I was in university when Snake Eater came out and I got to play it when I went home during the Christmas break. I got to The End fight and had to go back. When I came back during March break I didn't have to win the fight because he died.
I hated that one, cause it wasn't game box but disk case, and in game I'd just picked up a disk and spent forever trying to figure out how to look at the case before looking up the answer.
You know the PlayStation Classic mini-console that came out a few years back? They incorporated that puzzle into the console's packaging: the back of the PSClassic's box includes thumbnails for the 20 or so games that come installed, and MGS's thumbnail is just a picture of Meryl's codec convo screen. It cracked me up when I first saw it.
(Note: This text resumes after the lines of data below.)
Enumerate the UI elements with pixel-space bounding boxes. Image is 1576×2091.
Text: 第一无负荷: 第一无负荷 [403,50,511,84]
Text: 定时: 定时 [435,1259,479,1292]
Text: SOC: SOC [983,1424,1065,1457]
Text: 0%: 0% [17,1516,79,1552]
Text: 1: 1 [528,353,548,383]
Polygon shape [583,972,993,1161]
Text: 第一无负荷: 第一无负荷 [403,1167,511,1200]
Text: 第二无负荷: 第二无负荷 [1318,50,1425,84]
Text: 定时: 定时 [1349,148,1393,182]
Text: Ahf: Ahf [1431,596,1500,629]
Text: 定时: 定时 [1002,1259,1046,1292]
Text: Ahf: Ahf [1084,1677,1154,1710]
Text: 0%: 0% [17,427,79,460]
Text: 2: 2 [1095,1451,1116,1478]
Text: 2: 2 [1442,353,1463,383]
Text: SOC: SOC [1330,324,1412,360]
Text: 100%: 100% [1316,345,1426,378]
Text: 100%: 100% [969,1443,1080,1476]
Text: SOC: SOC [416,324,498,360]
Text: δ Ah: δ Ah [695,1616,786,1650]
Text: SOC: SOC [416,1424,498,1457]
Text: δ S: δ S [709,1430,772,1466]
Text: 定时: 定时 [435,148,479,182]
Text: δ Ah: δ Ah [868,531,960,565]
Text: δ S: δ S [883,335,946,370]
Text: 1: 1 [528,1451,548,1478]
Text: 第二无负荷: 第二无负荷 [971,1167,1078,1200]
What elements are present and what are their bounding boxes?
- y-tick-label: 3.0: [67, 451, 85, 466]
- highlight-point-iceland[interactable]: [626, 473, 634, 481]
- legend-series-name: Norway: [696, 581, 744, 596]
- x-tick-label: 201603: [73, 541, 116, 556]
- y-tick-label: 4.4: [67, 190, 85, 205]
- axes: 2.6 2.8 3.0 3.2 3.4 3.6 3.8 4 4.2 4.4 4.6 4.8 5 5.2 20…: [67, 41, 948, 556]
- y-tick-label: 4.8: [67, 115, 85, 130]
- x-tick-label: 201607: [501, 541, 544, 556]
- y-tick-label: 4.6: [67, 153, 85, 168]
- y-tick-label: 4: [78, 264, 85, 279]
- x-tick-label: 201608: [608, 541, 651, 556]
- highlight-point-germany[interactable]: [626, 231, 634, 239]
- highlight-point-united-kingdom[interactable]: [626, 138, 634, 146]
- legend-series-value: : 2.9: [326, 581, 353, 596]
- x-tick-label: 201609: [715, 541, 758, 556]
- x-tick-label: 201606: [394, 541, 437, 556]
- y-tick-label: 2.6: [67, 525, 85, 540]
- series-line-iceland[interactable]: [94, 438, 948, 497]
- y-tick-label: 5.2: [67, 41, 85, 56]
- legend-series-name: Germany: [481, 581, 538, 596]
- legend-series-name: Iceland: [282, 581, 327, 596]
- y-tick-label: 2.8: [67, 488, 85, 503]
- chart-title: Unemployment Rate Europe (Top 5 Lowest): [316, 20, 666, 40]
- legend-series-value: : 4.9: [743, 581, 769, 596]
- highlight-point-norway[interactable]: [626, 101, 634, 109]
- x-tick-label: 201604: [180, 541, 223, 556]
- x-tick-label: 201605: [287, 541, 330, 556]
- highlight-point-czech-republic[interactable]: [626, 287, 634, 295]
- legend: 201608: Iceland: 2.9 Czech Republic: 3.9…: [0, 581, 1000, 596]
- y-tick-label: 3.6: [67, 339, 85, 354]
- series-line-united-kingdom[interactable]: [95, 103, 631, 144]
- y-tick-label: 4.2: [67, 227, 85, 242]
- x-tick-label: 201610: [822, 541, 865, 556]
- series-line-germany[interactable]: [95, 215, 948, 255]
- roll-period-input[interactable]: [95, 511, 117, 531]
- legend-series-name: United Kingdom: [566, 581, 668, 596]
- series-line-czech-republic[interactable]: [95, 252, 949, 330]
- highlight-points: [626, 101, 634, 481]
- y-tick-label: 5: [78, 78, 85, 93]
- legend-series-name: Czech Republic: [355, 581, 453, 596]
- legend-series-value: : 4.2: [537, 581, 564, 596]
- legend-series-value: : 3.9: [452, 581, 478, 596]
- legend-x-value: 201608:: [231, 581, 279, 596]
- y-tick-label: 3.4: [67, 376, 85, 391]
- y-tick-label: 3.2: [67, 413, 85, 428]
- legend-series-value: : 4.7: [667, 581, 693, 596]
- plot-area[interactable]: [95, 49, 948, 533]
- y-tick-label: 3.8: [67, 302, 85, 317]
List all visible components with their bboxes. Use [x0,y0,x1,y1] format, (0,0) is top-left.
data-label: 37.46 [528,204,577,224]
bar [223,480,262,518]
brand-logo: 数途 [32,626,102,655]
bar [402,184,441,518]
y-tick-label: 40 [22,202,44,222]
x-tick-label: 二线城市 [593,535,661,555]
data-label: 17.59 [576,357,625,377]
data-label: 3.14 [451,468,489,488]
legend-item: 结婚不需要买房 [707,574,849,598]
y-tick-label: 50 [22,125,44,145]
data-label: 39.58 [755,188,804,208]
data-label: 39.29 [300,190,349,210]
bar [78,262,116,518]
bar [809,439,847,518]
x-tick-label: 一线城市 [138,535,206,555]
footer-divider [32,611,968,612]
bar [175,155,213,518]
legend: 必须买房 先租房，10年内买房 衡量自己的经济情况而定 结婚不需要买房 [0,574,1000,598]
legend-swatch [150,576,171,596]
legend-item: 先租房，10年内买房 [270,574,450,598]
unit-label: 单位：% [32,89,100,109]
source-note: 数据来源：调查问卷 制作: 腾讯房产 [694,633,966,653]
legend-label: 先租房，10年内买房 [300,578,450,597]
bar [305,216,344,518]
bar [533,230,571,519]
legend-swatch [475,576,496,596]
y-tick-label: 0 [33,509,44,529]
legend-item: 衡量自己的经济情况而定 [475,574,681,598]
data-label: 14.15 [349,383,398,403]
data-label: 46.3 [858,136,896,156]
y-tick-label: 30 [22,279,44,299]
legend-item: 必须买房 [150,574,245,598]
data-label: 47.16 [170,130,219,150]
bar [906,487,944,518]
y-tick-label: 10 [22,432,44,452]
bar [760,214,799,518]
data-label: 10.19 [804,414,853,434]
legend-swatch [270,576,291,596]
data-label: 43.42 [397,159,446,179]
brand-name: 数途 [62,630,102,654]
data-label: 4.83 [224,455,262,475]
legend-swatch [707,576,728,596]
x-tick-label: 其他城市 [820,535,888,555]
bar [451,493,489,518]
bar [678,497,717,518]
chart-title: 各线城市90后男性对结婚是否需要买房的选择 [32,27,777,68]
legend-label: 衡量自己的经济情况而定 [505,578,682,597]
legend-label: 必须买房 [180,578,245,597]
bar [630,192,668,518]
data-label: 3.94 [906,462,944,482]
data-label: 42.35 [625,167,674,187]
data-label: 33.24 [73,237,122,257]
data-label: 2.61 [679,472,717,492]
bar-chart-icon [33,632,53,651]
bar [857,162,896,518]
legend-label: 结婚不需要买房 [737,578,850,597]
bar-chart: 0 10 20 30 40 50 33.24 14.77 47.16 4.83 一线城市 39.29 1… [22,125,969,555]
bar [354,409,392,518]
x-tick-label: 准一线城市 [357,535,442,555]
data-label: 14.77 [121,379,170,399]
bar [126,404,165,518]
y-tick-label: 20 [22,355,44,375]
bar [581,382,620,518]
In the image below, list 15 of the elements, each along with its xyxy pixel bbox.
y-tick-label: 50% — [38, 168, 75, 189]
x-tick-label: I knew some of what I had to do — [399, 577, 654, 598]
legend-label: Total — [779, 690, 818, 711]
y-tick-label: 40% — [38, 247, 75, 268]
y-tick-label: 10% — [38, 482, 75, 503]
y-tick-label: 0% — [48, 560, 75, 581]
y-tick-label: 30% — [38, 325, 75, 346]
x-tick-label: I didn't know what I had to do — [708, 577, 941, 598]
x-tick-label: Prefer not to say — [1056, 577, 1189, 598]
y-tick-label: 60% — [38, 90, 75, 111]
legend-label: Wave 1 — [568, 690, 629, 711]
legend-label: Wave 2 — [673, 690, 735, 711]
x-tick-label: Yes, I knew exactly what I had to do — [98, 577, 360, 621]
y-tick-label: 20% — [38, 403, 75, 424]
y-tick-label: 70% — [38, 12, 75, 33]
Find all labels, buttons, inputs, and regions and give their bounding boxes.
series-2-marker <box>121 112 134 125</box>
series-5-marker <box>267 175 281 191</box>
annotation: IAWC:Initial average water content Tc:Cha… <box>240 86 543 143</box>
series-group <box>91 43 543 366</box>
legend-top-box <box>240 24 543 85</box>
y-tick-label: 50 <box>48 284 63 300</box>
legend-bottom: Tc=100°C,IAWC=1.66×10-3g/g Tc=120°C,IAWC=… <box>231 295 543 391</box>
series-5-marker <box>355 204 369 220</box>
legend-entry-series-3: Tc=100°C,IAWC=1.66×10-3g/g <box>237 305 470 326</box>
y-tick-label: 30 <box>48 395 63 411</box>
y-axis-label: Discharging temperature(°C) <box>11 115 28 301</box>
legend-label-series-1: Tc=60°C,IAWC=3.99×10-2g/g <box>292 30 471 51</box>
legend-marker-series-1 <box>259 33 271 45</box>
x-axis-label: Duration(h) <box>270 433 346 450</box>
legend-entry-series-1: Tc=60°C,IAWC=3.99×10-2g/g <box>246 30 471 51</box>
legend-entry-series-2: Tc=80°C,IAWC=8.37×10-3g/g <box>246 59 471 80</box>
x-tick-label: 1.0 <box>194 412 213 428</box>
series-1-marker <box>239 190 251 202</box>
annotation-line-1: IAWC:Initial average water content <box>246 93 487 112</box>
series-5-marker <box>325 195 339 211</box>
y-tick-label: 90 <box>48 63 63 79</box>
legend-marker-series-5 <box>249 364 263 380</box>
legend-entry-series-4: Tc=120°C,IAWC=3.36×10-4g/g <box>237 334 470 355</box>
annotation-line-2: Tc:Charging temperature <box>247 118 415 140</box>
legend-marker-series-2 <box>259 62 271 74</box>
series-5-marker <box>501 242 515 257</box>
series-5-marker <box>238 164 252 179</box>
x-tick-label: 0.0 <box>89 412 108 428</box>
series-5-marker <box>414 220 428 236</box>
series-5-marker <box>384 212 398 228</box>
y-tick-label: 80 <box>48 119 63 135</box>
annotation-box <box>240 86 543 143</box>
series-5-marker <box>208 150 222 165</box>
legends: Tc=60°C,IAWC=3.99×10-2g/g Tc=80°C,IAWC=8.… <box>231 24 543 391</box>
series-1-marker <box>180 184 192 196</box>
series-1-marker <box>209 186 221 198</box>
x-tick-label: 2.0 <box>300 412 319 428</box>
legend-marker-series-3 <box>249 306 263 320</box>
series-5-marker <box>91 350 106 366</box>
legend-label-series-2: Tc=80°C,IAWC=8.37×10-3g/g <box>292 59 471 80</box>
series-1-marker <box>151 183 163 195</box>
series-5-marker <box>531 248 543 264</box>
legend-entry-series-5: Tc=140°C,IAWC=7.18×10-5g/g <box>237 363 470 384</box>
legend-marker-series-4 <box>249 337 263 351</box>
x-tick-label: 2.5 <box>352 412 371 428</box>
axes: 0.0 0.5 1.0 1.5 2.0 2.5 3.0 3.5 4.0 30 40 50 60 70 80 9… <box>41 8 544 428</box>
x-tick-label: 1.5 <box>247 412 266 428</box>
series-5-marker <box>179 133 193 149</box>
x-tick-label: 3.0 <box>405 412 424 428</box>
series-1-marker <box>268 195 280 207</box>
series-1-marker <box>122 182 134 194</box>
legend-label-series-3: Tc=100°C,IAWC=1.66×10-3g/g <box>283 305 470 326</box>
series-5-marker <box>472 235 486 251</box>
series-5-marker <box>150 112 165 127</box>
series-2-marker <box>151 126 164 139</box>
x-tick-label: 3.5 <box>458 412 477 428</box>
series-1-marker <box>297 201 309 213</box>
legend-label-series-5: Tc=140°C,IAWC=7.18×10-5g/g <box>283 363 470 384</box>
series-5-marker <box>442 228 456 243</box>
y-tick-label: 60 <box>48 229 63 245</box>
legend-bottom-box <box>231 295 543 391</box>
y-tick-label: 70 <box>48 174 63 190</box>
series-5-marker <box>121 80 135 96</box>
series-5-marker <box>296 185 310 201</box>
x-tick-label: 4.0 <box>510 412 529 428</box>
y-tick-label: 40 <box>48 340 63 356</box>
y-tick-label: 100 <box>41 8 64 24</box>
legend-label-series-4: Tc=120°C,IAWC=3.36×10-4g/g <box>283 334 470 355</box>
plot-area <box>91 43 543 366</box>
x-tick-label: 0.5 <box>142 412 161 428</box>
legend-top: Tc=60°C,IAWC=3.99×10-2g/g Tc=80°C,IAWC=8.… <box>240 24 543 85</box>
4th wall breaking stuff is cool. A few other big games that break the fourth wall in boss fights: Arkham Asylum (Scarecrow), Undertale (Flowey), Pony Island (Asmodeus.exe). Nier does something similar.
I know I am in an (extreme) minority with lots of people considering it a classic, but honestly while it is creative I always thought that was total bullshit and an example of extremely gimicky game design. It literally made me never play another Kojima game after that.
IIRC, if you take long enough to figure it out, you can call your "support team" in-game and they'll give you hints about trying the second controller port.
(Also I love that this and the comment chain immediately above it are both Kojima games. Can't wait to see what kind of mechanics he throws at us in DS2.)
I was in university when Snake Eater came out and I got to play it when I went home during the Christmas break. I got to The End fight and had to go back. When I came back during March break I didn't have to win the fight because he died.